I went to see some office space for Chhandika a couple of days ago. I dream of having an office for the organization. Not only to get the boxes of papers, brochures, flyers, video footage and other stuff out from under my bed and my scant storage space, but because I feel the organization will never be able to make it to the next level without a space to call its own, a space in which to greet visitors and possible donors, in which to welcome volunteers, in which to centralize our books, our video, our marketing materials, our production materials. We are too physically scattered now to be as efficient as we’d like.
So I have been looking at office space. One place, for rent last year at the end of my street, and conveniently located just a block from where we hold many of our kathak dance classes, looked perfect. A storefront space, large enough to house a couple of desks, a round meeting table with chairs, some bookshelves, a comfortable armchair, a rug or two, some wall hangings from India, a display of photos and quotes from our events, with storage space for costumes, dance bells, instruments. It was so easy for my mind to fill it, to furnish it, to turn it into a warm, inviting, practical, useful space.

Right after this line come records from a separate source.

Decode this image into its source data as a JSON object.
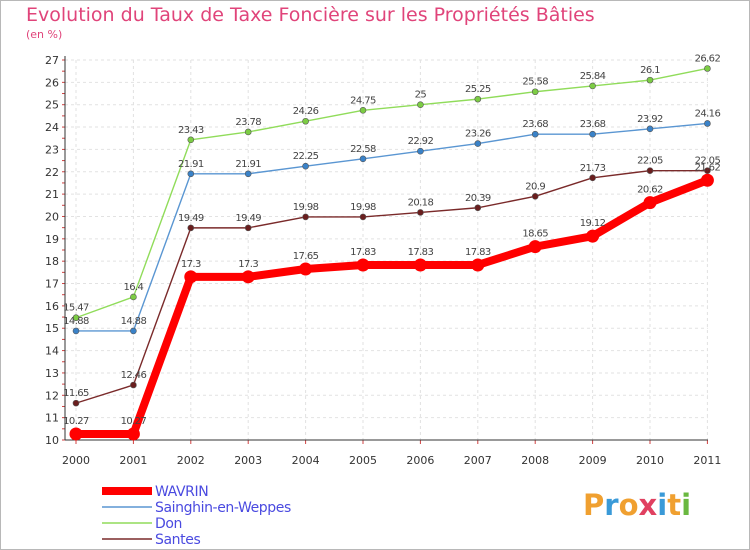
{
  "chart_data": {
    "type": "line",
    "title": "Evolution du Taux de Taxe Foncière sur les Propriétés Bâties",
    "ylabel": "(en %)",
    "xlabel": "",
    "categories": [
      "2000",
      "2001",
      "2002",
      "2003",
      "2004",
      "2005",
      "2006",
      "2007",
      "2008",
      "2009",
      "2010",
      "2011"
    ],
    "ylim": [
      10,
      27
    ],
    "yticks": [
      10,
      11,
      12,
      13,
      14,
      15,
      16,
      17,
      18,
      19,
      20,
      21,
      22,
      23,
      24,
      25,
      26,
      27
    ],
    "grid": true,
    "legend_position": "bottom-left",
    "series": [
      {
        "name": "Don",
        "color": "#90dc5a",
        "marker": "#7ccc44",
        "values": [
          15.47,
          16.4,
          23.43,
          23.78,
          24.26,
          24.75,
          25,
          25.25,
          25.58,
          25.84,
          26.1,
          26.62
        ],
        "labels": [
          "15.47",
          "16.4",
          "23.43",
          "23.78",
          "24.26",
          "24.75",
          "25",
          "25.25",
          "25.58",
          "25.84",
          "26.1",
          "26.62"
        ]
      },
      {
        "name": "Sainghin-en-Weppes",
        "color": "#5a96d2",
        "marker": "#3a82c8",
        "values": [
          14.88,
          14.88,
          21.91,
          21.91,
          22.25,
          22.58,
          22.92,
          23.26,
          23.68,
          23.68,
          23.92,
          24.16
        ],
        "labels": [
          "14.88",
          "14.88",
          "21.91",
          "21.91",
          "22.25",
          "22.58",
          "22.92",
          "23.26",
          "23.68",
          "23.68",
          "23.92",
          "24.16"
        ]
      },
      {
        "name": "Santes",
        "color": "#7a2a2a",
        "marker": "#6a1e1e",
        "values": [
          11.65,
          12.46,
          19.49,
          19.49,
          19.98,
          19.98,
          20.18,
          20.39,
          20.9,
          21.73,
          22.05,
          22.05
        ],
        "labels": [
          "11.65",
          "12.46",
          "19.49",
          "19.49",
          "19.98",
          "19.98",
          "20.18",
          "20.39",
          "20.9",
          "21.73",
          "22.05",
          "22.05"
        ]
      },
      {
        "name": "WAVRIN",
        "color": "#ff0000",
        "marker": "#ff0000",
        "values": [
          10.27,
          10.27,
          17.3,
          17.3,
          17.65,
          17.83,
          17.83,
          17.83,
          18.65,
          19.12,
          20.62,
          21.62
        ],
        "labels": [
          "10.27",
          "10.27",
          "17.3",
          "17.3",
          "17.65",
          "17.83",
          "17.83",
          "17.83",
          "18.65",
          "19.12",
          "20.62",
          "21.62"
        ]
      }
    ],
    "legend": [
      "WAVRIN",
      "Sainghin-en-Weppes",
      "Don",
      "Santes"
    ]
  },
  "logo": {
    "letters": [
      "P",
      "r",
      "o",
      "x",
      "i",
      "t",
      "i"
    ],
    "colors": [
      "#f0a030",
      "#3a9ad8",
      "#f0a030",
      "#e04060",
      "#3a9ad8",
      "#f0a030",
      "#6ab840"
    ]
  }
}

I could hear the strains of a sarod, smell the masala chai. But the rent was too high. (And yet. The group that did sign a lease is some esoteric, avant garde art group of sorts, which draws the curtains across the storefront and periodically opens them to allow passers by a view of a pyramid of unlabeled tin cans, or an abstract design of cotton balls strewn across the white floor. Right now there is a gilded television set displaying static. How this group has the money to pay $850 per month in rent, while Chhandika, with over 70 dance students, would struggle to pay half as much, is beyond me.)

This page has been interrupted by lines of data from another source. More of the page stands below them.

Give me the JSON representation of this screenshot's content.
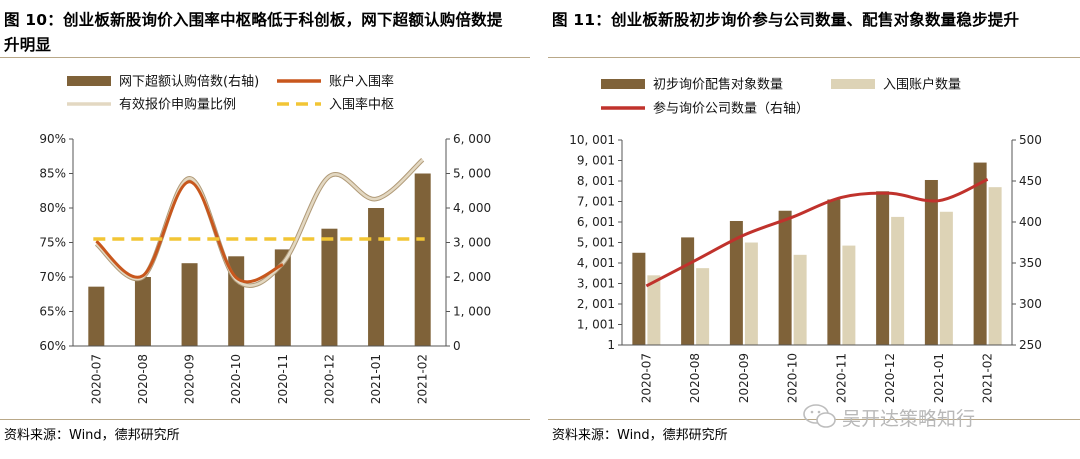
{
  "left": {
    "title": "图 10：创业板新股询价入围率中枢略低于科创板，网下超额认购倍数提升明显",
    "source": "资料来源：Wind，德邦研究所"
  },
  "right": {
    "title": "图 11：创业板新股初步询价参与公司数量、配售对象数量稳步提升",
    "source": "资料来源：Wind，德邦研究所"
  },
  "watermark": "吴开达策略知行",
  "colors": {
    "brown": "#7f6239",
    "beige": "#ddd3b6",
    "orange": "#c8571d",
    "cream": "#e3d8c2",
    "gold": "#f2c535",
    "red": "#c0322c",
    "axis": "#555555",
    "rule": "#b9a888"
  },
  "chart_data": [
    {
      "type": "bar+line",
      "title": "创业板新股询价入围率中枢略低于科创板，网下超额认购倍数提升明显",
      "categories": [
        "2020-07",
        "2020-08",
        "2020-09",
        "2020-10",
        "2020-11",
        "2020-12",
        "2021-01",
        "2021-02"
      ],
      "series": [
        {
          "name": "网下超额认购倍数(右轴)",
          "kind": "bar",
          "axis": "right",
          "color": "#7f6239",
          "values": [
            1720,
            2000,
            2400,
            2600,
            2800,
            3400,
            4000,
            5000
          ]
        },
        {
          "name": "账户入围率",
          "kind": "line",
          "axis": "left",
          "color": "#c8571d",
          "values": [
            75.2,
            70.2,
            83.8,
            69.9,
            71.8,
            84.3,
            81.2,
            86.3
          ]
        },
        {
          "name": "有效报价申购量比例",
          "kind": "line",
          "axis": "left",
          "color": "#e3d8c2",
          "values": [
            74.8,
            70.0,
            84.3,
            69.6,
            72.0,
            84.6,
            81.3,
            87.0
          ]
        },
        {
          "name": "入围率中枢",
          "kind": "dashed",
          "axis": "left",
          "color": "#f2c535",
          "values": [
            75.5,
            75.5,
            75.5,
            75.5,
            75.5,
            75.5,
            75.5,
            75.5
          ]
        }
      ],
      "yleft": {
        "min": 60,
        "max": 90,
        "ticks": [
          "60%",
          "65%",
          "70%",
          "75%",
          "80%",
          "85%",
          "90%"
        ]
      },
      "yright": {
        "min": 0,
        "max": 6000,
        "ticks": [
          "0",
          "1, 000",
          "2, 000",
          "3, 000",
          "4, 000",
          "5, 000",
          "6, 000"
        ]
      }
    },
    {
      "type": "bar+line",
      "title": "创业板新股初步询价参与公司数量、配售对象数量稳步提升",
      "categories": [
        "2020-07",
        "2020-08",
        "2020-09",
        "2020-10",
        "2020-11",
        "2020-12",
        "2021-01",
        "2021-02"
      ],
      "series": [
        {
          "name": "初步询价配售对象数量",
          "kind": "bar",
          "axis": "left",
          "color": "#7f6239",
          "values": [
            4500,
            5250,
            6050,
            6550,
            7100,
            7500,
            8050,
            8900
          ]
        },
        {
          "name": "入围账户数量",
          "kind": "bar",
          "axis": "left",
          "color": "#ddd3b6",
          "values": [
            3400,
            3750,
            5000,
            4400,
            4850,
            6250,
            6500,
            7700
          ]
        },
        {
          "name": "参与询价公司数量（右轴）",
          "kind": "line",
          "axis": "right",
          "color": "#c0322c",
          "values": [
            322,
            353,
            384,
            406,
            430,
            435,
            426,
            452
          ]
        }
      ],
      "yleft": {
        "min": 1,
        "max": 10001,
        "ticks": [
          "1",
          "1, 001",
          "2, 001",
          "3, 001",
          "4, 001",
          "5, 001",
          "6, 001",
          "7, 001",
          "8, 001",
          "9, 001",
          "10, 001"
        ]
      },
      "yright": {
        "min": 250,
        "max": 500,
        "ticks": [
          "250",
          "300",
          "350",
          "400",
          "450",
          "500"
        ]
      }
    }
  ]
}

Then I looked at a different space, in a residential area, two blocks off of a main avenue. There were three empty offices available within an architecturally interesting ground floor suite which included a kitchen and a circular meeting room with plush carpeting. An aura of hushed tranquility hung over the whole place. The manager of the property showed me around. She spoke in the sparse, quiet way of someone who spends much of her time meditating and cannot be bothered with practical details. I could again picture us using the space, perhaps sharing an office with another group, but it felt too removed from the world. Too quiet, too invisible from the street. Kathak is colorful, dynamic, percussive, full of stories. I wondered what kind of story we could tell there.
The search continues. But my husband brings up some good points: does it make sense for a non-profit organization to be looking for office space, when that will drastically increase our overhead costs? Shouldn’t the goal be to reduce them? In an era of wireless this and off-grid that, is it old fashioned to seek a physical place in which to gather people and stuff? Should we instead be putting the money into streamlining our systems to function more efficiently in a spread-out fashion? How does one reconcile the new ways of doing business with the need for face-to-face contact? Dance is physical, emotional, spatial. We can upload files to Google Documents to access them from anywhere, and we can hold administrative meetings via conference call, but how do we create a space of our own to cultivate human connection when we do not have an office or studio of our own? (All our classes are held in studio spaces that we rent from other organizations.)